I am trying to use Vowpal Wabbit to do a binary classification, i.e. given feature values vw will classify it either 1 or 0. This is how I have the training data formatted.
1 'name | feature1:0 feature2:1 feature3:48 feature4:4881 ...
-1 'name2 | feature1:1 feature2:0 feature3:5 feature4:2565 ...
etc
I have about 30,000 1 data points, and about 3,000 0 data points. I have 100 1 and 100 0 data points that I'm using to test on, after I create the model. These test data points are classified by default as 1. Here is how I format the prediction set:
1 'name | feature1:0 feature2:1 feature3:48 feature4:4881 ...

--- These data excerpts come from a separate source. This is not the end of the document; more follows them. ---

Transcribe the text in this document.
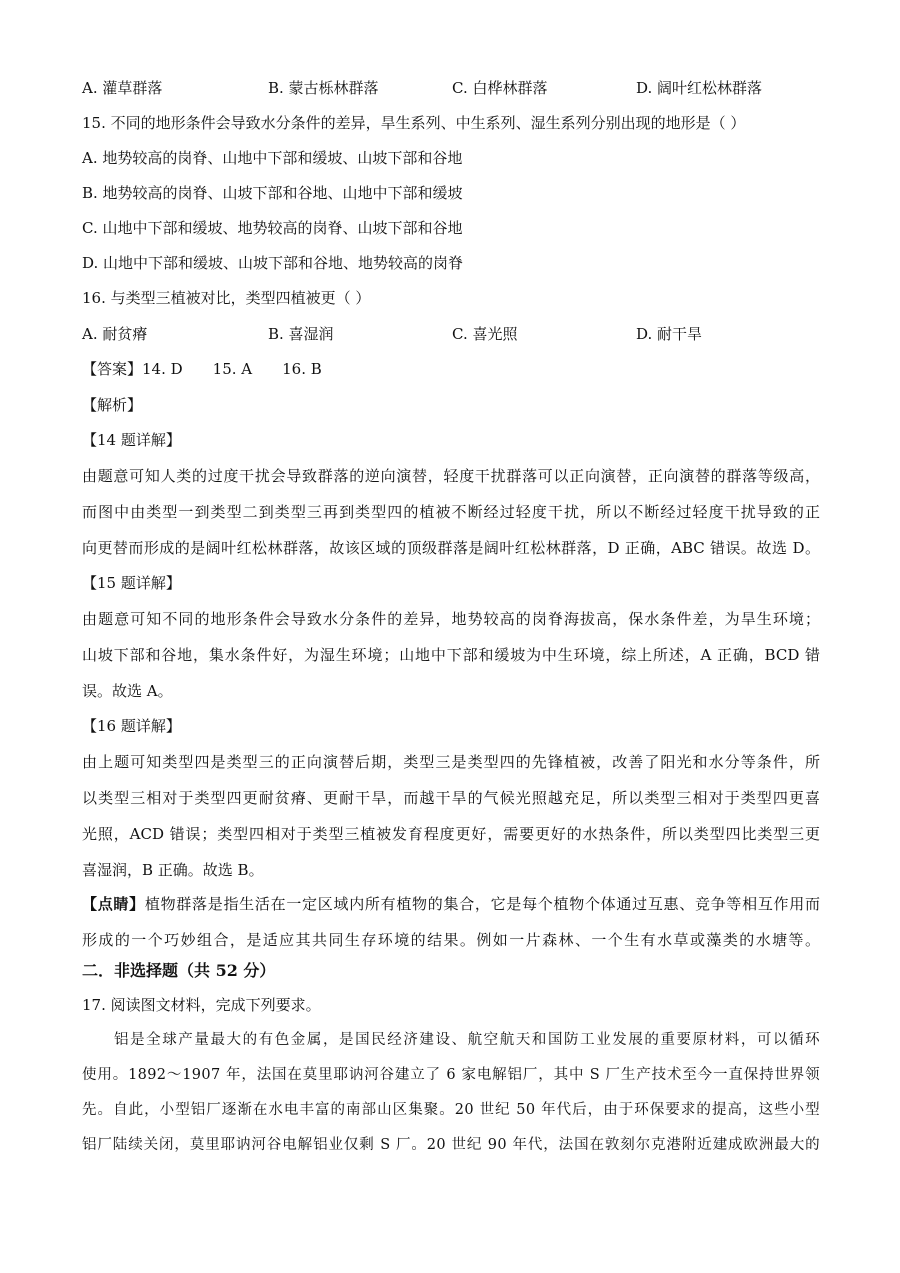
A. 灌草群落	B. 蒙古栎林群落	C. 白桦林群落	D. 阔叶红松林群落
15. 不同的地形条件会导致水分条件的差异，旱生系列、中生系列、湿生系列分别出现的地形是（ ）
A. 地势较高的岗脊、山地中下部和缓坡、山坡下部和谷地
B. 地势较高的岗脊、山坡下部和谷地、山地中下部和缓坡
C. 山地中下部和缓坡、地势较高的岗脊、山坡下部和谷地
D. 山地中下部和缓坡、山坡下部和谷地、地势较高的岗脊
16. 与类型三植被对比，类型四植被更（ ）
A. 耐贫瘠	B. 喜湿润	C. 喜光照	D. 耐干旱
【答案】14. D 15. A 16. B
【解析】
【14 题详解】
由题意可知人类的过度干扰会导致群落的逆向演替，轻度干扰群落可以正向演替，正向演替的群落等级高，
而图中由类型一到类型二到类型三再到类型四的植被不断经过轻度干扰，所以不断经过轻度干扰导致的正
向更替而形成的是阔叶红松林群落，故该区域的顶级群落是阔叶红松林群落，D 正确，ABC 错误。故选 D。
【15 题详解】
由题意可知不同的地形条件会导致水分条件的差异，地势较高的岗脊海拔高，保水条件差，为旱生环境；
山坡下部和谷地，集水条件好，为湿生环境；山地中下部和缓坡为中生环境，综上所述，A 正确，BCD 错
误。故选 A。
【16 题详解】
由上题可知类型四是类型三的正向演替后期，类型三是类型四的先锋植被，改善了阳光和水分等条件，所
以类型三相对于类型四更耐贫瘠、更耐干旱，而越干旱的气候光照越充足，所以类型三相对于类型四更喜
光照，ACD 错误；类型四相对于类型三植被发育程度更好，需要更好的水热条件，所以类型四比类型三更
喜湿润，B 正确。故选 B。
【点睛】植物群落是指生活在一定区域内所有植物的集合，它是每个植物个体通过互惠、竞争等相互作用而
形成的一个巧妙组合，是适应其共同生存环境的结果。例如一片森林、一个生有水草或藻类的水塘等。
二．非选择题（共 52 分）
17. 阅读图文材料，完成下列要求。
铝是全球产量最大的有色金属，是国民经济建设、航空航天和国防工业发展的重要原材料，可以循环
使用。1892～1907 年，法国在莫里耶讷河谷建立了 6 家电解铝厂，其中 S 厂生产技术至今一直保持世界领
先。自此，小型铝厂逐渐在水电丰富的南部山区集聚。20 世纪 50 年代后，由于环保要求的提高，这些小型
铝厂陆续关闭，莫里耶讷河谷电解铝业仅剩 S 厂。20 世纪 90 年代，法国在敦刻尔克港附近建成欧洲最大的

From my understanding of the VW documentation, I need to use either the logistic or hinge loss_function for binary classifications. This is how I've been creating the model:
vw -d ../training_set.txt --loss_function logistic/hinge -f model
And this is how I try the predictions:
vw -d ../test_set.txt --loss_function logistic/hinge -i model -t -p /dev/stdout
However, this is where I'm running into problems. If I use the hinge loss function, all the predictions are -1. When I use the logistic loss function, I get arbitrary values between 5 and 11. There is a general trend for data points that should be 0 to be lower values, 5-7, and for data points that should be 1 to be from 6-11. What am I doing wrong? I've looked around the documentation and checked a bunch of articles about VW to see if I can identify what my problem is, but I can't figure it out. Ideally I would get a 0,1 value, or a value between 0 and 1 which corresponds to how strong VW thinks the result is. Any help would be appreciated!